Mas uma busca no Google por essa frase não leva a nenhum resultado, exceto às postagens feitas nas redes sociais.

Um dia antes das publicações mais antigas encontradas pela equipe de checagem da AFP, em 16 de outubro, o governo de São Paulo realizou uma coletiva de imprensa na qual abordou um plano de retomada econômica do estado para os anos de 2021 e 2022. 

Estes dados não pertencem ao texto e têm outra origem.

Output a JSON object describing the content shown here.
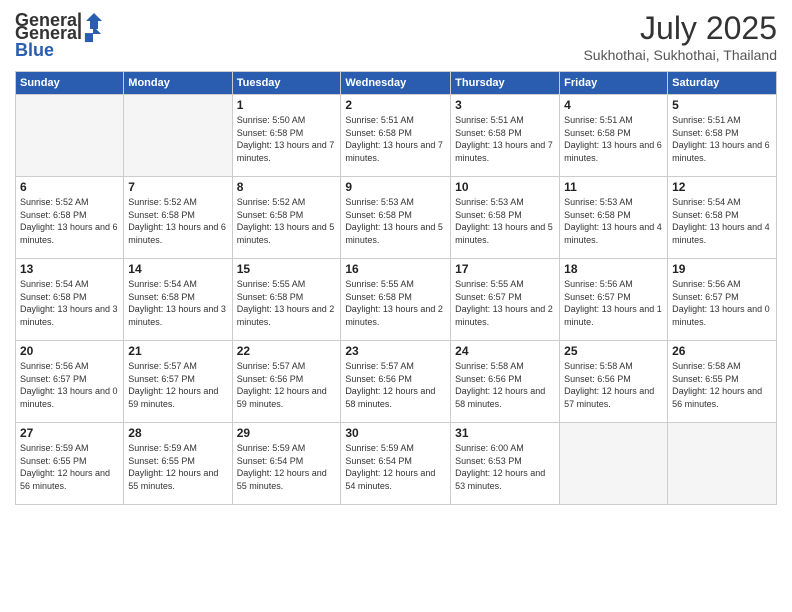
{
  "header": {
    "logo_general": "General",
    "logo_blue": "Blue",
    "title": "July 2025",
    "location": "Sukhothai, Sukhothai, Thailand"
  },
  "days_of_week": [
    "Sunday",
    "Monday",
    "Tuesday",
    "Wednesday",
    "Thursday",
    "Friday",
    "Saturday"
  ],
  "weeks": [
    [
      {
        "day": "",
        "empty": true
      },
      {
        "day": "",
        "empty": true
      },
      {
        "day": "1",
        "sunrise": "5:50 AM",
        "sunset": "6:58 PM",
        "daylight": "13 hours and 7 minutes."
      },
      {
        "day": "2",
        "sunrise": "5:51 AM",
        "sunset": "6:58 PM",
        "daylight": "13 hours and 7 minutes."
      },
      {
        "day": "3",
        "sunrise": "5:51 AM",
        "sunset": "6:58 PM",
        "daylight": "13 hours and 7 minutes."
      },
      {
        "day": "4",
        "sunrise": "5:51 AM",
        "sunset": "6:58 PM",
        "daylight": "13 hours and 6 minutes."
      },
      {
        "day": "5",
        "sunrise": "5:51 AM",
        "sunset": "6:58 PM",
        "daylight": "13 hours and 6 minutes."
      }
    ],
    [
      {
        "day": "6",
        "sunrise": "5:52 AM",
        "sunset": "6:58 PM",
        "daylight": "13 hours and 6 minutes."
      },
      {
        "day": "7",
        "sunrise": "5:52 AM",
        "sunset": "6:58 PM",
        "daylight": "13 hours and 6 minutes."
      },
      {
        "day": "8",
        "sunrise": "5:52 AM",
        "sunset": "6:58 PM",
        "daylight": "13 hours and 5 minutes."
      },
      {
        "day": "9",
        "sunrise": "5:53 AM",
        "sunset": "6:58 PM",
        "daylight": "13 hours and 5 minutes."
      },
      {
        "day": "10",
        "sunrise": "5:53 AM",
        "sunset": "6:58 PM",
        "daylight": "13 hours and 5 minutes."
      },
      {
        "day": "11",
        "sunrise": "5:53 AM",
        "sunset": "6:58 PM",
        "daylight": "13 hours and 4 minutes."
      },
      {
        "day": "12",
        "sunrise": "5:54 AM",
        "sunset": "6:58 PM",
        "daylight": "13 hours and 4 minutes."
      }
    ],
    [
      {
        "day": "13",
        "sunrise": "5:54 AM",
        "sunset": "6:58 PM",
        "daylight": "13 hours and 3 minutes."
      },
      {
        "day": "14",
        "sunrise": "5:54 AM",
        "sunset": "6:58 PM",
        "daylight": "13 hours and 3 minutes."
      },
      {
        "day": "15",
        "sunrise": "5:55 AM",
        "sunset": "6:58 PM",
        "daylight": "13 hours and 2 minutes."
      },
      {
        "day": "16",
        "sunrise": "5:55 AM",
        "sunset": "6:58 PM",
        "daylight": "13 hours and 2 minutes."
      },
      {
        "day": "17",
        "sunrise": "5:55 AM",
        "sunset": "6:57 PM",
        "daylight": "13 hours and 2 minutes."
      },
      {
        "day": "18",
        "sunrise": "5:56 AM",
        "sunset": "6:57 PM",
        "daylight": "13 hours and 1 minute."
      },
      {
        "day": "19",
        "sunrise": "5:56 AM",
        "sunset": "6:57 PM",
        "daylight": "13 hours and 0 minutes."
      }
    ],
    [
      {
        "day": "20",
        "sunrise": "5:56 AM",
        "sunset": "6:57 PM",
        "daylight": "13 hours and 0 minutes."
      },
      {
        "day": "21",
        "sunrise": "5:57 AM",
        "sunset": "6:57 PM",
        "daylight": "12 hours and 59 minutes."
      },
      {
        "day": "22",
        "sunrise": "5:57 AM",
        "sunset": "6:56 PM",
        "daylight": "12 hours and 59 minutes."
      },
      {
        "day": "23",
        "sunrise": "5:57 AM",
        "sunset": "6:56 PM",
        "daylight": "12 hours and 58 minutes."
      },
      {
        "day": "24",
        "sunrise": "5:58 AM",
        "sunset": "6:56 PM",
        "daylight": "12 hours and 58 minutes."
      },
      {
        "day": "25",
        "sunrise": "5:58 AM",
        "sunset": "6:56 PM",
        "daylight": "12 hours and 57 minutes."
      },
      {
        "day": "26",
        "sunrise": "5:58 AM",
        "sunset": "6:55 PM",
        "daylight": "12 hours and 56 minutes."
      }
    ],
    [
      {
        "day": "27",
        "sunrise": "5:59 AM",
        "sunset": "6:55 PM",
        "daylight": "12 hours and 56 minutes."
      },
      {
        "day": "28",
        "sunrise": "5:59 AM",
        "sunset": "6:55 PM",
        "daylight": "12 hours and 55 minutes."
      },
      {
        "day": "29",
        "sunrise": "5:59 AM",
        "sunset": "6:54 PM",
        "daylight": "12 hours and 55 minutes."
      },
      {
        "day": "30",
        "sunrise": "5:59 AM",
        "sunset": "6:54 PM",
        "daylight": "12 hours and 54 minutes."
      },
      {
        "day": "31",
        "sunrise": "6:00 AM",
        "sunset": "6:53 PM",
        "daylight": "12 hours and 53 minutes."
      },
      {
        "day": "",
        "empty": true
      },
      {
        "day": "",
        "empty": true
      }
    ]
  ]
}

Ao longo da entrevista o tema da vacinação veio à tona, quando o governador foi questionado sobre uma data limite para a negociação com o Ministério da Saúde a respeito do imunizante contra a covid-19 e quando seria decidido se a vacina seria usada apenas em São Paulo.

Em 1 hora e 11 minutos de vídeo pode-se ver a resposta de Doria: “O que São Paulo deseja é compartilhar a vacina do Butantan, a vacina brasileira do Butantan juntamente o laboratório Sinovac, para que outros estados brasileiros possam também vacinar seus habitantes”.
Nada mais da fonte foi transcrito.